The March HPSI reported that 40% of consumers said it’s a bad time to sell a home, down from 44% last month, and 21% expressed concern about losing their job in the next 12 months, down from 24% last month. The HPSI is down almost 12 pints from this time last year. Mark Palim, Fannie Mae Vice President and Deputy Chief Economist, “Despite the recent banking turbulence, the HPSI increased modestly in March, although it still remains near its historical low. With the spring homebuying season now upon us, a large majority of consumers continue to believe that it’s a bad time to buy a home. Homeowners sharing this belief frequently cited ‘unfavorable mortgage rates’ as the primary reason for their pessimism, further corroborating the often-discussed disincentive – or ‘lock-in effect’ – that many mortgage holders may be considering moving toward giving up their lower rates.

Palim continued: “With affordability constraints, the lock-in effect, and home price direction uncertainty weighing heavily on consumers’ minds, we maintain our forecast that total home sales for the year will remain subdued.”

Market Watch

All rates cited below exclude fuel surcharges unless otherwise noted.

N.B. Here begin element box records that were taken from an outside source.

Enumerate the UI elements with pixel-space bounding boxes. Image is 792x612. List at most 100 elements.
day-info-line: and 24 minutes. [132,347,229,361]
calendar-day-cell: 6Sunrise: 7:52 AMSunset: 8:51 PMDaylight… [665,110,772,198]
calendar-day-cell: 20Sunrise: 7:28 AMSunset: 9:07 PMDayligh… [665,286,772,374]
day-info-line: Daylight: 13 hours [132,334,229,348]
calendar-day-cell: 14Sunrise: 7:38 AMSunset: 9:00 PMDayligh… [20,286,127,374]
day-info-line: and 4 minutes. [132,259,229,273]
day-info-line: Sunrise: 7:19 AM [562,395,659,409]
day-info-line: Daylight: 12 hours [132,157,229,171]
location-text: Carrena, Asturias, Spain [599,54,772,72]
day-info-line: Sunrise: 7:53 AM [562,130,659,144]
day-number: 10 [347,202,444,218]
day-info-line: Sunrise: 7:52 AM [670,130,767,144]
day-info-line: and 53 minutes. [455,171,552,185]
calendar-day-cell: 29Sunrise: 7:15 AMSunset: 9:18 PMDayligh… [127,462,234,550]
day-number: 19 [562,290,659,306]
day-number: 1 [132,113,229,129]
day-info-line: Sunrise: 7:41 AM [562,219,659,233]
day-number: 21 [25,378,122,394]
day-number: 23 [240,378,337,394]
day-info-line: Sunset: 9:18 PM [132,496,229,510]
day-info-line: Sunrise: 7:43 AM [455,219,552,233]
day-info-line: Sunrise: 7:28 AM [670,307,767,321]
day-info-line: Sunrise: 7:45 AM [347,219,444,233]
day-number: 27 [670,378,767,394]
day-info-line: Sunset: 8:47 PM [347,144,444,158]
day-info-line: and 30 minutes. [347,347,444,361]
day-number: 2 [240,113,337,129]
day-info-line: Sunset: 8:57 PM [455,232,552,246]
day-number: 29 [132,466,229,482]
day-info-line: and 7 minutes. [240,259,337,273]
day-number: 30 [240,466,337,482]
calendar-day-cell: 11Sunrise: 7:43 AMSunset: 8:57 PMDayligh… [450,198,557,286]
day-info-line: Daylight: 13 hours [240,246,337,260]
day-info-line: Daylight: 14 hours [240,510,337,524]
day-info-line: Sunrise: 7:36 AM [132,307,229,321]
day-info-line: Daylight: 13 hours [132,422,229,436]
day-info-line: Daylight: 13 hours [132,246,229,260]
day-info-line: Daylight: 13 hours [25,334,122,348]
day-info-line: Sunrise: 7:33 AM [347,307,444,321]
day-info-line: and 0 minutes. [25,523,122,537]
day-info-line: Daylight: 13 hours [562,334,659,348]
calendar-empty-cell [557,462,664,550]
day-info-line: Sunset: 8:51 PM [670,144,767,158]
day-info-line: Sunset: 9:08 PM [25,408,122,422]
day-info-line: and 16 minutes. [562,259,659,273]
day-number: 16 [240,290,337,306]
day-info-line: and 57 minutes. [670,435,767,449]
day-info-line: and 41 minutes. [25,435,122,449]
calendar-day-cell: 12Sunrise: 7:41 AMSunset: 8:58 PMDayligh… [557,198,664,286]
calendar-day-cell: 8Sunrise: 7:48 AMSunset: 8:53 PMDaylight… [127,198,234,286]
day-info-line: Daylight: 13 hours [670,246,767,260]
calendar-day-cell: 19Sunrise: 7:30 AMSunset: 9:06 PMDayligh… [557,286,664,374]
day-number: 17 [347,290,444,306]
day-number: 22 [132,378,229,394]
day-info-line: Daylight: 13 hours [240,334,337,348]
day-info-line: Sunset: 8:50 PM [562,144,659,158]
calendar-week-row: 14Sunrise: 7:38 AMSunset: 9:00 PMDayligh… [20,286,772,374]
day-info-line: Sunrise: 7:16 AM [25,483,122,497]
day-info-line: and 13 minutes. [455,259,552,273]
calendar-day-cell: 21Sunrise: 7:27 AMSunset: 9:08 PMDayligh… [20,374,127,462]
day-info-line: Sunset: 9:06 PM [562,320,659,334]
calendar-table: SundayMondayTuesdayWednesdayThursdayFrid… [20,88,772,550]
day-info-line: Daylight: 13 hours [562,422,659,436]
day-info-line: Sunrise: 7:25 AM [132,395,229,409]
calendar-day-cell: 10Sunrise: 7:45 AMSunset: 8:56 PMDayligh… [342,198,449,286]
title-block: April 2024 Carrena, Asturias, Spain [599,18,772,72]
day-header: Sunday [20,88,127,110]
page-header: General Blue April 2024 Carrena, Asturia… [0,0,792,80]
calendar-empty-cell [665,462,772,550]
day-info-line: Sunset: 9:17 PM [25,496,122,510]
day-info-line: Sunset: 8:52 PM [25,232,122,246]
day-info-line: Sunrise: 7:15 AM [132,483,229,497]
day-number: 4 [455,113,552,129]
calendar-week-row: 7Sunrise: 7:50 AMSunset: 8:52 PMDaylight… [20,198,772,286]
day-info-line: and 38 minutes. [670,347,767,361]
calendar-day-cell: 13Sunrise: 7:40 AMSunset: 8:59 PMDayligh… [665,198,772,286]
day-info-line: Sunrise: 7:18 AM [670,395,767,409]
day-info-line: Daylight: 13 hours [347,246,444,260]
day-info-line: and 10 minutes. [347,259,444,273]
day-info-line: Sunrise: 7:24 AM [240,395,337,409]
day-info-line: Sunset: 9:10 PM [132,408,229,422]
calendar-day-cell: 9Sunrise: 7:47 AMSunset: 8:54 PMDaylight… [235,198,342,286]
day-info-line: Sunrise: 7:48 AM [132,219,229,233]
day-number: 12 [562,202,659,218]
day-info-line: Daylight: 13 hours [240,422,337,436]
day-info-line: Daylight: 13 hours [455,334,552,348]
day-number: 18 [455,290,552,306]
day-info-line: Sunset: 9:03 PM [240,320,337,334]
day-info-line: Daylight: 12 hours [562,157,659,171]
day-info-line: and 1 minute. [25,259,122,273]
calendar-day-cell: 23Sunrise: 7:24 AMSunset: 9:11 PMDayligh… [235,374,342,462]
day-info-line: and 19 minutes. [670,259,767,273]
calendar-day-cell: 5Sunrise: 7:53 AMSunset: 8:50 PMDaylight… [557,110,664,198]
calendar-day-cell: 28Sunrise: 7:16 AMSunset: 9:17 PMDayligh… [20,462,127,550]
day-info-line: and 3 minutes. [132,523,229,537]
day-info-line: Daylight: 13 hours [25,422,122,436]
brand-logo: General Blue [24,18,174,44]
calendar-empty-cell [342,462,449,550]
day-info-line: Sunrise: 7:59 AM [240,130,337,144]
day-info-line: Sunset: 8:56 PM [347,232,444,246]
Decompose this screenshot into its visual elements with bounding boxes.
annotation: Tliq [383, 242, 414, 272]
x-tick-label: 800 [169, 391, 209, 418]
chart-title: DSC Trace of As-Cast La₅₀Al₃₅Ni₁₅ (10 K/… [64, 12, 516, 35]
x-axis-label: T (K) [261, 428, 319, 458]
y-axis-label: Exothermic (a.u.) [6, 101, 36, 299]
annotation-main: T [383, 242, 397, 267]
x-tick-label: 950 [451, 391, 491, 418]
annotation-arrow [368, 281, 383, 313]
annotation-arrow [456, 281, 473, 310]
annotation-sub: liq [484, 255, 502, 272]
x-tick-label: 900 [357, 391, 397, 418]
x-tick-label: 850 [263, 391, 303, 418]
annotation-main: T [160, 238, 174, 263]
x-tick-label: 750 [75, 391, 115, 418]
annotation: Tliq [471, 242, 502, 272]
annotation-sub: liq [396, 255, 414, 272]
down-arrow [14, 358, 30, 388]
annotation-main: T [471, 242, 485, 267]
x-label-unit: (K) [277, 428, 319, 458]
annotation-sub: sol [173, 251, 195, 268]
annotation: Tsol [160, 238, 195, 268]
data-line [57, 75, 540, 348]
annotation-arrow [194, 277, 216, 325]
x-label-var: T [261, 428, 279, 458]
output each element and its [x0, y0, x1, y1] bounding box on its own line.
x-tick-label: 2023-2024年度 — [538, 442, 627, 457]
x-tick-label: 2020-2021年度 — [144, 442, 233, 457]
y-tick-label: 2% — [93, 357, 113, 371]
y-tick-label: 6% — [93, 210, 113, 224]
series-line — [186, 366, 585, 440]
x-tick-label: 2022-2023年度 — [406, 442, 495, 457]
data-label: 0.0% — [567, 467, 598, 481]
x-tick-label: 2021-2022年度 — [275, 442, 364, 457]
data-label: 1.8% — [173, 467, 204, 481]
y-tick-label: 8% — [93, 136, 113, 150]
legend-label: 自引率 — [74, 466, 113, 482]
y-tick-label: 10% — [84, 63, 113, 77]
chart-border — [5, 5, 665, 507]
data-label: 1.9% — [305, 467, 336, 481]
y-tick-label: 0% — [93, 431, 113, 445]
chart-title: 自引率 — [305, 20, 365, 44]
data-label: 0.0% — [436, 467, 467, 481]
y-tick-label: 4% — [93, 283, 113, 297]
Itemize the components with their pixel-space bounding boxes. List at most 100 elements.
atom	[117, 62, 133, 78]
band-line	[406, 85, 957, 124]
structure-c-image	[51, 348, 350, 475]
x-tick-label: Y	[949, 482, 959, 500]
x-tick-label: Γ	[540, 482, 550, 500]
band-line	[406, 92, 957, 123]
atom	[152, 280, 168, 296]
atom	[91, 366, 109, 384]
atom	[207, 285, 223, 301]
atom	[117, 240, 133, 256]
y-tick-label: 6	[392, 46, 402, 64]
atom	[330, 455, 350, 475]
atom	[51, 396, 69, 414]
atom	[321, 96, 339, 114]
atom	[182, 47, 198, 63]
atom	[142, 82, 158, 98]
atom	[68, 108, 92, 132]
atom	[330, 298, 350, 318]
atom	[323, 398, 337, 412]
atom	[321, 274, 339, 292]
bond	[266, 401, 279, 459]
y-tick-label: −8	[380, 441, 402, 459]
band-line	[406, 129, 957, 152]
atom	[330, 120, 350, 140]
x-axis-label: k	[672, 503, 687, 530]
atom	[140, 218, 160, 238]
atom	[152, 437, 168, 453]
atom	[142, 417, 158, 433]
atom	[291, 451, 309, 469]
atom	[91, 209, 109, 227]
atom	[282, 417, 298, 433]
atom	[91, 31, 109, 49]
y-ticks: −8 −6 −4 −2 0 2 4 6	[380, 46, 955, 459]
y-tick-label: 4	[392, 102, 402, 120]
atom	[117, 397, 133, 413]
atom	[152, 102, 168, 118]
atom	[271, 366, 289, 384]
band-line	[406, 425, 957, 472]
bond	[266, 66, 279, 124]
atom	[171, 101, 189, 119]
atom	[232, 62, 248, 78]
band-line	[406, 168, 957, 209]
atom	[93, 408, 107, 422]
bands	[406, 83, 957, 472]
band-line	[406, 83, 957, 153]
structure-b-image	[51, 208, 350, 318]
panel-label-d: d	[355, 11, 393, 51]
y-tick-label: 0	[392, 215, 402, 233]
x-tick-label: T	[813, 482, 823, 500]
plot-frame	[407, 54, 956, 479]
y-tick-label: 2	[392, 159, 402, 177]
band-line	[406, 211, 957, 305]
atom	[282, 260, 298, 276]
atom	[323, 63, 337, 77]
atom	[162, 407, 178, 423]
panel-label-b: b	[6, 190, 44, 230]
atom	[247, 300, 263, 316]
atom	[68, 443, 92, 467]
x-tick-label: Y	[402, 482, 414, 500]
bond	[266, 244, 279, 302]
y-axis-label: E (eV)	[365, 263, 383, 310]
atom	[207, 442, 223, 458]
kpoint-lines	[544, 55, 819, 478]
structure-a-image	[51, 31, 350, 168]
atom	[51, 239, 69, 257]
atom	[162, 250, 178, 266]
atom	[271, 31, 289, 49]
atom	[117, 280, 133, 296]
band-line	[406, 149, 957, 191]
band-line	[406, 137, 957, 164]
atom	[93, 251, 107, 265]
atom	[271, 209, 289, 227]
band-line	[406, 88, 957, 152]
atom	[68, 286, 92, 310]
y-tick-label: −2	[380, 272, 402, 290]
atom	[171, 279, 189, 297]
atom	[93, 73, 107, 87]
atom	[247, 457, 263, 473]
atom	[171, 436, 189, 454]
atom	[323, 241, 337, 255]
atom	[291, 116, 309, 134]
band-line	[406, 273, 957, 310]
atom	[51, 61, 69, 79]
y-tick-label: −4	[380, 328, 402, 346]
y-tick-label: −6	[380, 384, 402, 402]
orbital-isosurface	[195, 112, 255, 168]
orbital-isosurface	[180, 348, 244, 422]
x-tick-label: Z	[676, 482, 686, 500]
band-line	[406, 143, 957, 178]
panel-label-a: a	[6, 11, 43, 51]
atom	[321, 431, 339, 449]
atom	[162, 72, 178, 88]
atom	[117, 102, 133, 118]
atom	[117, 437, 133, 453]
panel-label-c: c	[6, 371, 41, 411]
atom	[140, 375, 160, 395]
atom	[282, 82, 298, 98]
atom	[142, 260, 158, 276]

Southwest and Southeast flatbed markets accounted for almost a third of volume last week, led by a 3% w/w volume gain in Houston. Capacity in the number one flatbed market continued to tighten for the fourth week following a penny-per-mail increase to $2.42/mile for outbound loads. At $2.33/mile, Texas flatbed rates are the second-highest in seven years and $0.03/mile higher than in 2018. The number one flatbed lane measured by loads moved is between Houston and El Paso, where volumes have decreased by 25% in the last month. Linehaul rates on this lane at $2.32/mile are around $0.40/mile lower over the same timeframe and around $0.70/mile lower than the previous year. 

Capacity was tighter along the southern border last week in Laredo, where linehaul rates for outbound loads increased by $0.14/mile to $2.10/mile, following a 13% w/w increase in load posts. Loads from Laredo to Lubbock in the Permian Basin oilfield were paying $2.63/mile, which is $0.36/mile lower than the previous year. Shreveport was the number two market, following a 21% w/w increase in volume, although capacity loosened as rates dropped $0.08/mile to $2.85/mile. At $2.68/mile, Louisiana rates are almost identical to 2018 also. 

 

Load-to-Truck Ratio (LTR)

After steadily decreasing for the prior three weeks, flatbed volumes reversed course last week, increasing by 3% w/w. Compared to pre-pandemic years in Week 15, last week’s volumes are just under half what we’d generally expect to see in the flatbed market at this time of year. Carrier equipment posts decreased by 3% w/w, increasing the flatbed load-to-truck (LTR) ratio from 11.27 to 11.95.

Spot Rates

Flatbed spot rates were flat last week at a national average of $2.17/mile and have been within $0.02/mile of this level since the start of March. The national average is $0.16/mile lower than in 2018 and higher by the same amount in 2019.